As the world marks World Diabetes Day, fresh concerns have emerged over Nigeria’s growing diabetes crisis, with civil society groups warning that the country’s weak health system and slow policy response are fuelling preventable deaths.
Corporate Accountability and Public Participation Africa (CAPPA), in a statement yesterday, said the latest figures on diabetes in Nigeria expose a deepening public-health emergency requiring urgent government intervention. The group was reacting to a disclosure by the Diabetes Association of Nigeria (DAN) that at least 30,000 Nigerians die from diabetes every year, while an estimated 11.4 million are currently living with the disease.
The figure is significantly higher than the International Diabetes Federation’s (IDF) estimate of about 2.99 million adult Nigerians, underscoring concerns that many cases remain undiagnosed or poorly managed.
But the more troubling issue, CAPPA argued, is the cost of staying alive.
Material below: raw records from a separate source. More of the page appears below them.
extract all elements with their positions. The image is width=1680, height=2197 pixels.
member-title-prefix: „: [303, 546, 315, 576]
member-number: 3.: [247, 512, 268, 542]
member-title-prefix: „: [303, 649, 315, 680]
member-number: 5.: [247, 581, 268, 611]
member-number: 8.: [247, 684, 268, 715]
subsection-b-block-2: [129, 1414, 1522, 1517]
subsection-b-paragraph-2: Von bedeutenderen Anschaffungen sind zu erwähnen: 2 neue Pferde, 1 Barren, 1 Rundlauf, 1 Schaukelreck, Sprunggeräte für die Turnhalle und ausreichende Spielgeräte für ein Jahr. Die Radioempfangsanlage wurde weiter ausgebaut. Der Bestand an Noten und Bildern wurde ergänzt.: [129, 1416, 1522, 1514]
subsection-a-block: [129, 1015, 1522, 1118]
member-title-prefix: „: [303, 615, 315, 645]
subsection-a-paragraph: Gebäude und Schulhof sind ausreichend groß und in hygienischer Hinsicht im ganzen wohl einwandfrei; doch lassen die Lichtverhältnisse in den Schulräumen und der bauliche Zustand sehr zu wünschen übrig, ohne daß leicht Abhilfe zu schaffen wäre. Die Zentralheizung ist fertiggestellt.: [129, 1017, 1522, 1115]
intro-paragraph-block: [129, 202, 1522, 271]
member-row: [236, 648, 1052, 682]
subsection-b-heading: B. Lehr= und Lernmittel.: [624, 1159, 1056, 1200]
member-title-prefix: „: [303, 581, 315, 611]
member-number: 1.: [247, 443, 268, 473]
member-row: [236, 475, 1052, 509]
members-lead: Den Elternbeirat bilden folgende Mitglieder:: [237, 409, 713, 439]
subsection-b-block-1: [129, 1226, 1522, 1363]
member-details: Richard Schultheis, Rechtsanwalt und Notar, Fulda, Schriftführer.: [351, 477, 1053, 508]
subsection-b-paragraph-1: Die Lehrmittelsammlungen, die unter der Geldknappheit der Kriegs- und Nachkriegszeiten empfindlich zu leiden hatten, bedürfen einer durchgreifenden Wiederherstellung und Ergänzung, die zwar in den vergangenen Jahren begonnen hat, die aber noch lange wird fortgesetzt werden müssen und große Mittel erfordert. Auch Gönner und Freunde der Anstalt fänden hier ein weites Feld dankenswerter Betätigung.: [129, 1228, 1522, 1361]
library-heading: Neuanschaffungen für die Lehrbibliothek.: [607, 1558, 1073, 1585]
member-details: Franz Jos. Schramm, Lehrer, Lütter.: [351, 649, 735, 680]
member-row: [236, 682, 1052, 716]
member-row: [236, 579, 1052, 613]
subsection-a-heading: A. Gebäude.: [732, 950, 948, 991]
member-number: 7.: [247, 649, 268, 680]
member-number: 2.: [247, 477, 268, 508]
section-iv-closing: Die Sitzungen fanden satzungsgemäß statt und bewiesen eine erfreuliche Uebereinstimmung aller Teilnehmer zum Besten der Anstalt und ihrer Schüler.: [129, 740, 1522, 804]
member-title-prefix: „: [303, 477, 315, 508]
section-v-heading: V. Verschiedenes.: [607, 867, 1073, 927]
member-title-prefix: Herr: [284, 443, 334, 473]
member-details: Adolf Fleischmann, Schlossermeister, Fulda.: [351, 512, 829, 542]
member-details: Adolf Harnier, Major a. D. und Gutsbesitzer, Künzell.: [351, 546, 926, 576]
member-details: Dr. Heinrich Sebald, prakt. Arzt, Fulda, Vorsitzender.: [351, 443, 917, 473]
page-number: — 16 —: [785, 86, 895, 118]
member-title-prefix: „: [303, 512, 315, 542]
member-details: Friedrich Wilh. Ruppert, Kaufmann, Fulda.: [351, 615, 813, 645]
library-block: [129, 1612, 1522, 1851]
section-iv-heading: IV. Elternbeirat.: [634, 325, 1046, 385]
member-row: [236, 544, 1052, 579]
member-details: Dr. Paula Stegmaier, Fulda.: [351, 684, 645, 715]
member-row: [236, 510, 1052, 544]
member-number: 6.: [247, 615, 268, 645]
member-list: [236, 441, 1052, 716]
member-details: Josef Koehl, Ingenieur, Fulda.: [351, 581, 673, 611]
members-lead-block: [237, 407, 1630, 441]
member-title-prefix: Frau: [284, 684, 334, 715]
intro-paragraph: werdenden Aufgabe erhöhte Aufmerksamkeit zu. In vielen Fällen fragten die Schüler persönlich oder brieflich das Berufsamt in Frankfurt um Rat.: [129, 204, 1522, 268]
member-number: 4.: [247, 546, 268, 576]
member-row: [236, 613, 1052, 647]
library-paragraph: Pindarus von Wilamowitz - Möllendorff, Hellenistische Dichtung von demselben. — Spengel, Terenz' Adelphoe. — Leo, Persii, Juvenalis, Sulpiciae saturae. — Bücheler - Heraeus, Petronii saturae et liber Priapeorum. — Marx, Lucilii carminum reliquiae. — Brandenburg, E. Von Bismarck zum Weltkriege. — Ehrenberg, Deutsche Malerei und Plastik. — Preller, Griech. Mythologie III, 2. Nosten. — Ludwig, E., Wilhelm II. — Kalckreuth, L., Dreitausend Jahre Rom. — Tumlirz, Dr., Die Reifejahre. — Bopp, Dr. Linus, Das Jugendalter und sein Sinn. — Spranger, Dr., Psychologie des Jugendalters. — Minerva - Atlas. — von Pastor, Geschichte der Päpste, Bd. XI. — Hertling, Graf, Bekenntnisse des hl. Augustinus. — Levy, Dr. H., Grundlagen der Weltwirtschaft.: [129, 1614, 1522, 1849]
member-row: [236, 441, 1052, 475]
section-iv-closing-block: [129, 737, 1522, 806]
With diabetes management now averaging between ₦100,000 and ₦120,000 monthly, millions of patients face a stark choice between medical care and survival. For families already battling inflation and economic hardship, this cost, the group said, “has effectively made proper treatment impossible and turned diabetes into a death sentence.”
The mounting health and economic burden, CAPPA warned, reflects broader problems — weak regulations on unhealthy foods, underfunded health systems, and an environment where sugary drinks and ultra-processed foods are aggressively marketed and widely available.
“These statistics reinforce the reality of Nigeria’s non-communicable disease (NCD) crisis and the fragility of our health system,” the group said. “It is not surprising that Nigeria continues to rank among countries with the lowest life expectancy globally.”
CAPPA said Nigeria’s rising diabetes prevalence cannot be addressed without confronting the structural issues enabling the crisis. It identified lax regulation of unhealthy diets, inadequate prevention campaigns, and insufficient financing for NCD care as key contributors.
Executive Director, Akinbode Oluwafemi, said DAN’s call for the Federal Government to declare a state of emergency on diabetes care highlights the scale of the challenge. But he insisted that meaningful progress depends on tackling the drivers of the disease — particularly high sugar consumption.
He pushed for an upward review of the sugar-sweetened beverages (SSB) tax and urged that all revenue accruing from the tax, as well as from tobacco and alcohol levies, be dedicated to health financing.
According to him, evidence from other countries shows that higher SSB taxes reduce consumption, encourage product reformulation and generate revenue for NCD services.
Beyond taxation, CAPPA said Nigeria must implement a suite of healthy-food policies — including sodium-reduction targets, front-of-pack nutrition labelling and restrictions on marketing ultra-processed foods to children — if it hopes to reverse current trends.
However, the group stressed that prevention alone is not enough, as millions already live with diabetes and require consistent care, medications and monitoring. Without deliberate investment in NCD services, CAPPA warned, Nigeria risks worsening mortality and further impoverishing households.
This year’s World Diabetes Day theme, “Diabetes Across Life Stages,” underscores the urgency of adopting life-course approaches to diabetes care, especially for vulnerable groups such as pregnant women and low-income households.
CAPPA said Nigeria’s diabetes challenge is not merely a medical issue but a policy and development problem, one that demands coordinated action to safeguard public health and prevent avoidable deaths.